A noter : sur demande de Marvel, Fenris est en fait une louve et non un loup. Le but : éviter la présence d’un élément anatomique entre les jambes de l’animal. Il aurait été d’autant plus visible que la caméra définie avec le réalisateur Taika Waititi est en contre-plongée pour augmenter l’impression de gigantisme.

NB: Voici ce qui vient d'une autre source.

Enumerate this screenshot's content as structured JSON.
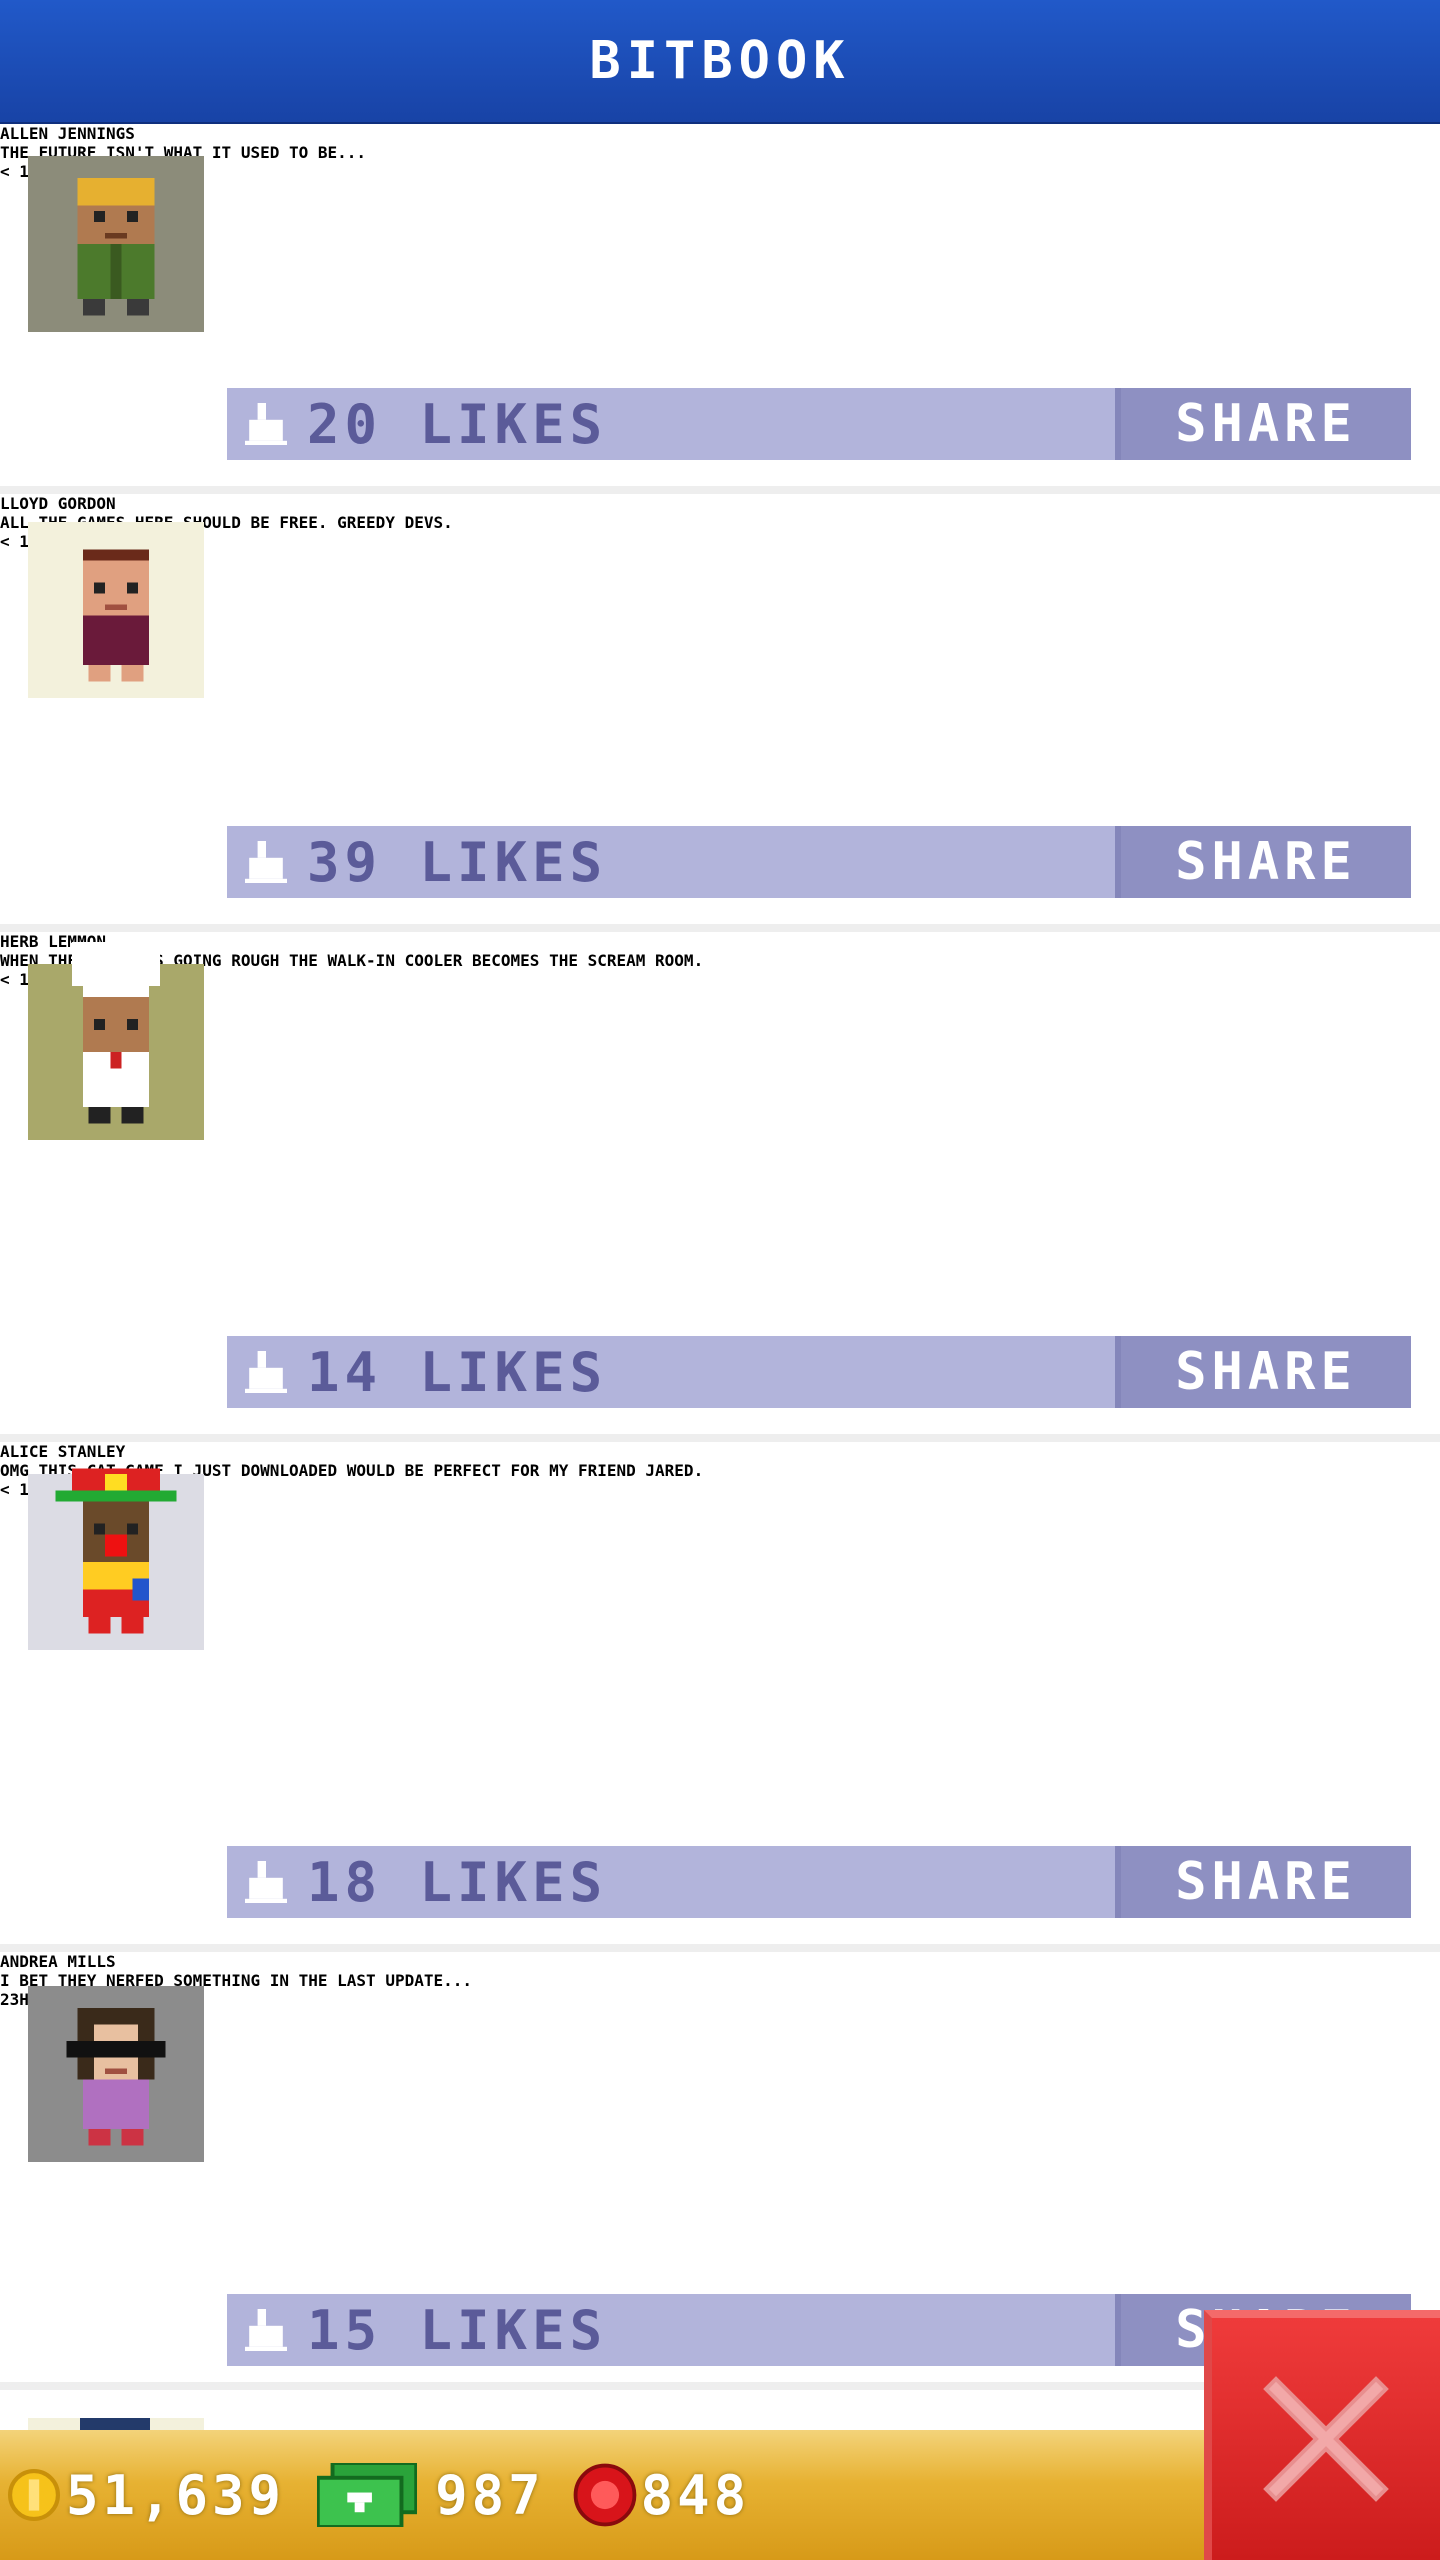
{
  "header": {
    "title": "BITBOOK"
  },
  "posts": [
    {
      "name": "ALLEN JENNINGS",
      "message": "THE FUTURE ISN'T WHAT IT USED TO BE...",
      "time": "< 1M AGO",
      "likes": "20 LIKES",
      "share": "SHARE",
      "avatar_bg": "#8c8c7a"
    },
    {
      "name": "LLOYD GORDON",
      "message": "ALL THE GAMES HERE SHOULD BE FREE.\nGREEDY DEVS.",
      "time": "< 1M AGO",
      "likes": "39 LIKES",
      "share": "SHARE",
      "avatar_bg": "#f3f1dc"
    },
    {
      "name": "HERB LEMMON",
      "message": "WHEN THE NIGHT IS GOING ROUGH THE\nWALK-IN COOLER BECOMES THE SCREAM\nROOM.",
      "time": "< 1M AGO",
      "likes": "14 LIKES",
      "share": "SHARE",
      "avatar_bg": "#a9a86a"
    },
    {
      "name": "ALICE STANLEY",
      "message": "OMG THIS CAT GAME I JUST\nDOWNLOADED WOULD BE PERFECT FOR\nMY FRIEND JARED.",
      "time": "< 1M AGO",
      "likes": "18 LIKES",
      "share": "SHARE",
      "avatar_bg": "#dcdce4"
    },
    {
      "name": "ANDREA MILLS",
      "message": "I BET THEY NERFED SOMETHING IN THE\nLAST UPDATE...",
      "time": "23H 8M AGO",
      "likes": "15 LIKES",
      "share": "SHARE",
      "avatar_bg": "#8c8c8c"
    }
  ],
  "footer": {
    "coins": "51,639",
    "bux": "987",
    "gems": "848"
  },
  "colors": {
    "header": "#1f4fbf",
    "like_bar": "#b2b4db",
    "share_bg": "#8e90c2",
    "name_text": "#5b5b99",
    "footer": "#e7b233",
    "close": "#dd2a2a"
  }
}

A la fin de la séquence opposant Hulk à Fenris, les personnages se battent dans la mer qui entoure le pont. Un cas inédit pour Framestore, les équipes n’ayant pas l’habitude de travailler les fluides sur ce type de gros plan. Il a fallu retravailler fLush, le solveur de fluides propriétaire du studio.

double

– Le personnage de Hela n’a pas posé de difficulté majeure : Marvel n’ayant pas su valider son design définitif avant le tournage, l’actrice a joué ses séquences en costume de motion capture. Il a toutefois fallu construire une doublure numérique haute résolution pour certains plans, visage inclus.
Les effets liés à Thor ont été plus délicats, en particulier dans sa version « Uber Thor », lorsqu’il se couvre d’éclairs. L’acteur a été filmé dans son costume de Thor, mais Chris Hemsworth ne projette évidemment pas d’éclairs dans la réalité : tout l’éclairage était donc à revoir. Même si le but était au départ de conserver au maximum le visage de l’acteur, il a souvent été plus simple de remplacer totalement Chris Hemsworth par sa doublure numérique, avec comme pour Hela un niveau de détail très élevé. Les images du tournage physique n’ont pas pour autant été perdues : elles furent particulièrement utiles en tant que références, par exemple pour les muscles.
A noter : comme pour le pont, la bande-annonce diffère du film final. On y voit une version réelle du visage de l’acteur, avec maquillage pour lui donner un simple cocard : Marvel ne voulait pas révéler avant la sortie que Thor allait perdre son oeil.

Thor Ragnarok

Thor Ragnarok

– Enfin, le personnage de Korg fut particulièrement long à être approuvé, avec de nombreuses itérations à cause de son visage de pierre. L’asset a fait de nombreux allers et retours entre les départements modélisation, rigging et animation afin d’obtenir un résultat qui soit expressif, dans lequel les roches du visage ne se déforment pas de façon excessive et n’entrent pas en collision. Des petites pierres ont été utilisées autour des yeux et de la bouche pour permettre des expressions subtiles.
Alexis Wajsbrot nous a précisé que le personnage final n’a pas été approuvé via une turntable classique, mais grâce à un plan en action, animé : un cas de plus en plus fréquent.

Dans cette conférence, Alexis Wajsbrot nous a dressé le portrait d’un projet complexe, en particulier à cause des méthodes de travail de Marvel. La nécessité de pouvoir modifier les assets et revenir à de nombreuses reprises sur certains choix imposent une grande souplesse aux studios d’effets visuels.